I am more likely to use your option 1: Each shopping center a separate 
landuse=retail, name=* covering the entire area including parking but not the 
land associated with the roadway right of way. As an example there are two 
named shopping centers at this intersection: 
http://www.openstreetmap.org/#map=18/37.36843/-122.03593

I would really avoid using locality=* as I associate using that for a populated 
place.

I think that relations could work in theory but it seems that they are poorly 
supported/understood by the average editor/mapper and the complexity is not 
needed to capture the information.

Not sure what your item 2 was going to be. :)

Cheers
Tod

On Dec 23, 2014, at 6:40 PM, Doug Hembry wrote:

> I'm a relative newbie, and here's a question I've been puzzling over for a 
> while: What's the best practice for tagging a north American outdoor shopping 
> center?  For example, often, on an intersection between major suburban 
> streets, there are collections of stores, in one or multiple buildings, 
> grouped around one or more shared car parks. And they have names 
> ("Cornerstone", "Kings Court",... or whatever).  Sometimes there are four 
> groups of stores, one on each quadrant of the intersection, with four 
> different names. In the past, someone may have tagged the whole general area 
> with landuse=retail (or landuse=commercial -  not sure why the difference),  
> but the map doesn't know of,  nor display,  the distinct identities (which 
> are frequently used locally in ads, etc). How to incorporate these distinct 
> names, and if possible have mapnik display something? I have considered or 
> seen several ways:
> 
> 1.  Split a big generic landuse=retail area into multiple smaller 
> landuse=retail  polygons, one for each shopping area. Then there are issues 
> about whether adjacent areas should share boundary nodes with each other, or 
> with separating roads. It gets complicated, and tedious to implement.
> 
> 3. I've seen place=locality used on a single node with a name=*. It displays, 
> but place=locality is supposed to describe an uninhabited region, according 
> to the wiki.
> 
> 4. Is this a legitimate use of the site relation? Buildings, shops, car park 
> areas, gas stations, etc, could be grouped together and named, perhaps with a 
> label tag, and no explicit boundary way required.
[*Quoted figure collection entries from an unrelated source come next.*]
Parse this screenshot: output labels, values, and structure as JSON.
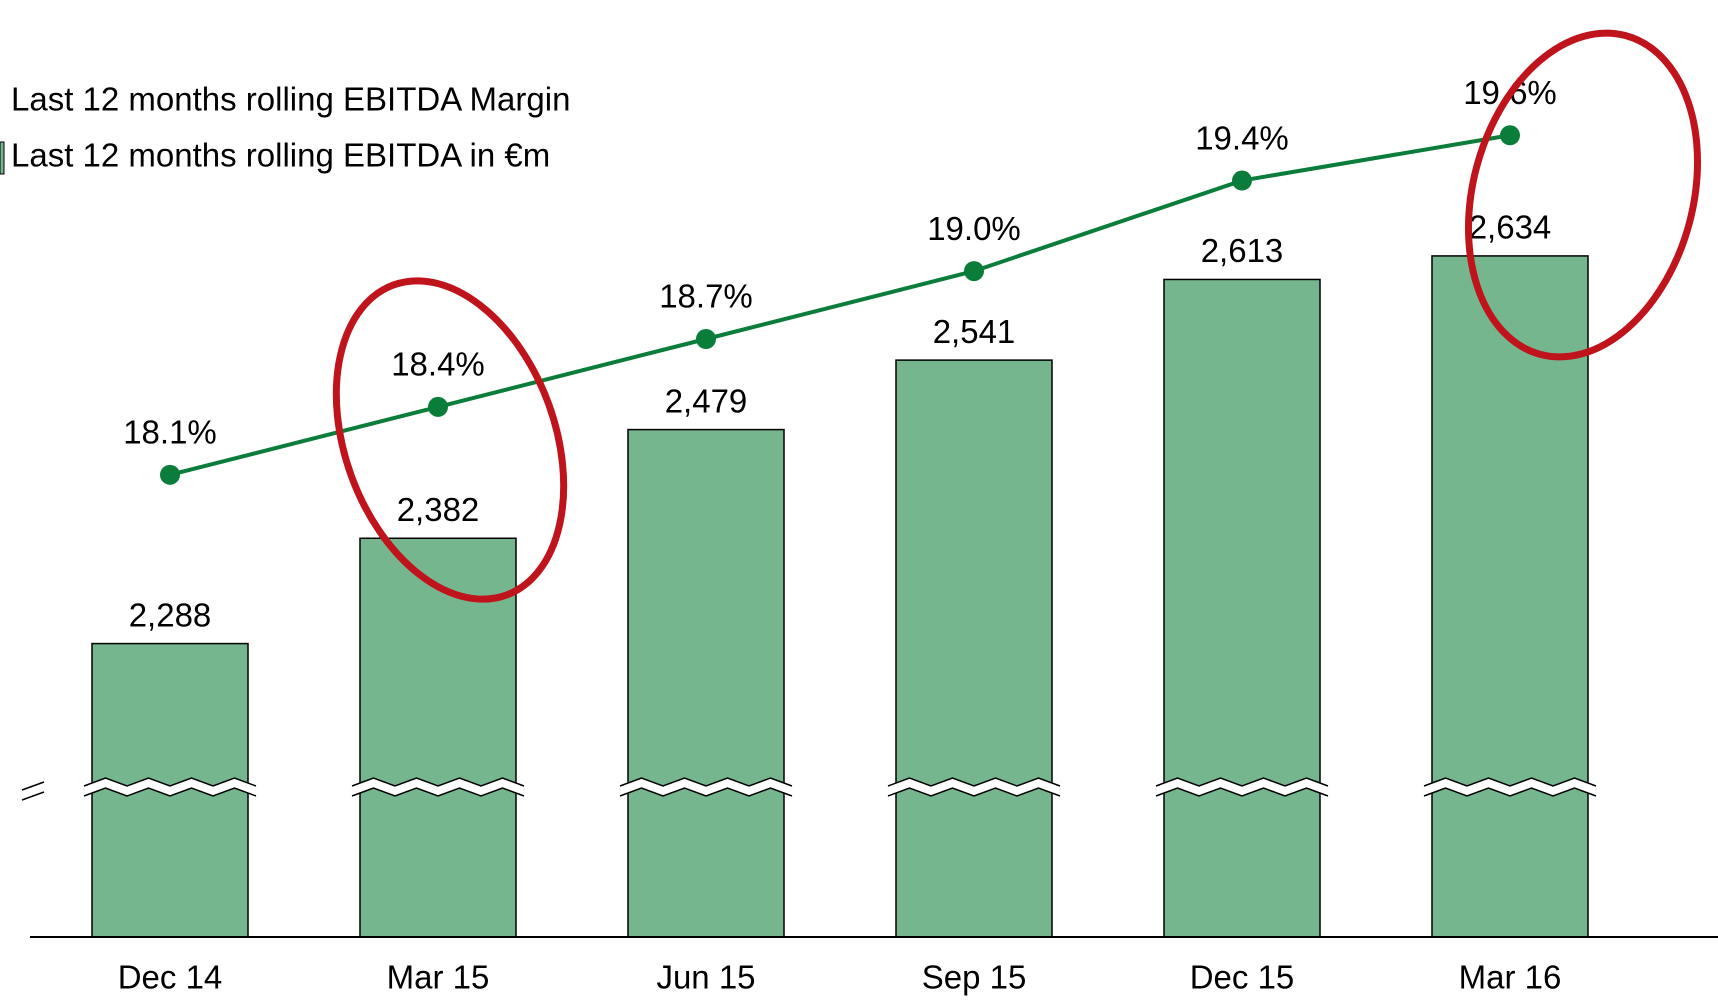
{
  "chart_data": {
    "type": "bar",
    "categories": [
      "Dec 14",
      "Mar 15",
      "Jun 15",
      "Sep 15",
      "Dec 15",
      "Mar 16"
    ],
    "series": [
      {
        "name": "Last 12 months rolling EBITDA in €m",
        "type": "bar",
        "color": "#76b68f",
        "values": [
          2288,
          2382,
          2479,
          2541,
          2613,
          2634
        ],
        "value_labels": [
          "2,288",
          "2,382",
          "2,479",
          "2,541",
          "2,613",
          "2,634"
        ]
      },
      {
        "name": "Last 12 months rolling EBITDA Margin",
        "type": "line",
        "axis": "y2",
        "color": "#0a7d3a",
        "values": [
          18.1,
          18.4,
          18.7,
          19.0,
          19.4,
          19.6
        ],
        "value_labels": [
          "18.1%",
          "18.4%",
          "18.7%",
          "19.0%",
          "19.4%",
          "19.6%"
        ]
      }
    ],
    "ylim": [
      2160,
      2650
    ],
    "y2lim": [
      17.6,
      19.8
    ],
    "axis_break": true
  }
}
The boundary of a shopping 
> center is usually  fairly obvious when viewing the map - a drawn boundary 
> might not be considered essential. This is attractive, but are site relations 
> approved at this point, and will Mapnik display their names (I know... don't 
> map for the renderer...)? Plus, I've never seen this used.
> 
> Breaking up a big landuse=retail area seems clumsy and problematic. And I 
> suspect the usage of landuse=retail is supposed to be a generic, "broad 
> brush" classification of a  whole region rather than a way of identifying 
> smallish distinct contiguous areas, identical except for their names. What I 
> think I need is a shop=shopping_center tag  (or shopping_centre, if our 
> European colleagues insist :) ),  applied to either a strategically placed 
> node or a newly defined boundary way. But it doesn't exist, strangely. Note 
> that shop=mall isn't right, because malls are explicitly indoors. Maybe it's 
> only here in California, where it never rains ( dark humor. At least until 
> very recently) that we have this phenomenon of outdoor shoping areas, but I 
> don't think so. Note also that single isolated shopping areas are not a 
> problem - the landuse=retail area can simply be given a name=* tag.  But for 
> the more complicated cases - any suggestions?